CORPUS CHRISTI • Already battered by the coronavirus pandemic, south-east Texas faced a new but no less frightening foe on Saturday as Hurricane Hanna slammed the coast with heavy rain and powerful winds.
Hanna strengthened from a tropical storm to a Category 1 hurricane, becoming the first hurricane to hit the southern coastal region of Texas since Hurricane Harvey struck the area in August 2017 and caused the worst rainstorm in US history.
Hanna’s eye made landfall on Padre Island, about 96km north of the US-Mexico border, at about 5pm on Saturday, with winds of 145kmh.
As the National Weather Service warned that the strong winds could peel roofs from homes, mangle trees and cause power failures, mayors and local officials turned from one crisis mode to another.
The cities and counties in the path of Hanna are some of the same communities that have seen a sudden spike in Covid-19 cases and hospitalisations as Texas has become one of the largest hot spots in the country.
In a state that is no stranger to bad weather, the typical hurricane preparation ritual was altered by social distancing and face coverings, with fever checks required to enter officials’ news briefings and sandbag distribution provided by workers who covered their faces in masks and bandannas.
Mr W. Nim Kidd, chief of the Texas Division of Emergency Management, said the Freeman Coliseum in San Antonio would be converted into a reception centre for people who had fled their homes.

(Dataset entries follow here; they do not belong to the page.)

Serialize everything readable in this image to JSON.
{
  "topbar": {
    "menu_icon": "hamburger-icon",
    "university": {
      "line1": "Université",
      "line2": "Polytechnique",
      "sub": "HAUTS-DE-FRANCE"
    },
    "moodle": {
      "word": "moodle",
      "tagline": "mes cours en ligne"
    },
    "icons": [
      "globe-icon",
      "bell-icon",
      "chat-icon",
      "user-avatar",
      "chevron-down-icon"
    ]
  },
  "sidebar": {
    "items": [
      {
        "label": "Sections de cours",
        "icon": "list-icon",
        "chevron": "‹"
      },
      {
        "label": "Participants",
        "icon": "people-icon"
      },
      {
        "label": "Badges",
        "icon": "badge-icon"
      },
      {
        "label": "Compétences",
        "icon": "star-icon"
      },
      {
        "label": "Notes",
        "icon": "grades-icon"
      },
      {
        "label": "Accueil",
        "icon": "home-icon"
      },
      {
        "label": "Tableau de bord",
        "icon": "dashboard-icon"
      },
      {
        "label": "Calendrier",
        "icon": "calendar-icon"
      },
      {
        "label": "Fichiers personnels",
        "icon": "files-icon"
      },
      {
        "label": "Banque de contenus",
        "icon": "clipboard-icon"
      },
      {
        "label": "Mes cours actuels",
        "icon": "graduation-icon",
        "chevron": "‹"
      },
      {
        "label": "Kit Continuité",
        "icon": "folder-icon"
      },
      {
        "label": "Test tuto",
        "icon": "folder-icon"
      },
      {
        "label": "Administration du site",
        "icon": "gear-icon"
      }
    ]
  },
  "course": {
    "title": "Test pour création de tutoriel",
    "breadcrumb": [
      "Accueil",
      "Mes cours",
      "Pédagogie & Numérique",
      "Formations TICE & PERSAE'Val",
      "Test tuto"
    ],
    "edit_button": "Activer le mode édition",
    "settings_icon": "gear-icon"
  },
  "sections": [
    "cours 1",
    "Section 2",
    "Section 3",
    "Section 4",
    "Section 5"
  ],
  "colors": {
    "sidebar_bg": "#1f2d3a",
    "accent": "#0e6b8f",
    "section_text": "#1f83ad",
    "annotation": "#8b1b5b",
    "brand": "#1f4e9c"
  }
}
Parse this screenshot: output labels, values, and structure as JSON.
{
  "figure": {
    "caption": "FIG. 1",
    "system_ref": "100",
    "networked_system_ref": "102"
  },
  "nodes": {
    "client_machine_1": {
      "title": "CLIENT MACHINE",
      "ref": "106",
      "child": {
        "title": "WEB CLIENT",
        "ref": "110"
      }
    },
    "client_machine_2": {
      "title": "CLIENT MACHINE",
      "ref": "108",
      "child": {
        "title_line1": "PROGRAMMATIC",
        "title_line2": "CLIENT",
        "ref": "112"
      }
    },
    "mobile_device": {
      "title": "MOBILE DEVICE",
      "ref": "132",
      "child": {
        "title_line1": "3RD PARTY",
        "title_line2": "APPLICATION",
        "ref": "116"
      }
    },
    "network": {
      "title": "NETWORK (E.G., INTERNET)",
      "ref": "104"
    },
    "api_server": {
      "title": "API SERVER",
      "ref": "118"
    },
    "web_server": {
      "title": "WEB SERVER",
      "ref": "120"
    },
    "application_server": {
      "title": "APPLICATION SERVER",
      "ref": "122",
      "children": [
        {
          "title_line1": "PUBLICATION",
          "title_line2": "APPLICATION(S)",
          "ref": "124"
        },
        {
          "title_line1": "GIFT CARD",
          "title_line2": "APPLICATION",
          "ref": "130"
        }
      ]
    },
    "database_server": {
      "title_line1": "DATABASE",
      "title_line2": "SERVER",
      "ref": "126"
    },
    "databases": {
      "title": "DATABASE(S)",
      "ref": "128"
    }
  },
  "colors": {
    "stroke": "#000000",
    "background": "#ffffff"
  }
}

Hanna was downgraded to a tropical storm yesterday by the US National Hurricane Centre, but it was still packing winds of around 115kmh.
“Hanna is expected to produce heavy rain across portions of southern Texas and north-eastern Mexico. The rain will result in life-threatening flash flooding (and some river flooding),” meteorologists said earlier.
Meanwhile, Hurricane Douglas was nearing landfall in Hawaii yesterday and could bring deadly winds and rain to the islands, said the National Hurricane Centre.
Despite that, residents on Maui were characteristically relaxed about the storm. “We are bringing in the lawn chairs and putting big rocks on some roofing material we just bought,” said Mr Chuck Boerner, a 74-year-old farmer from Kipahulu, in east Maui.
Hawaii has a fraction of the tourists it would normally have at this time of year because of the coronavirus pandemic, making things somewhat easier for emergency planners.
“If there are any positives in this situation, it is that there are fewer visitors to be accountable for, fewer people to worry about,” said Mr Chris Sugidono, a public information officer for Maui County.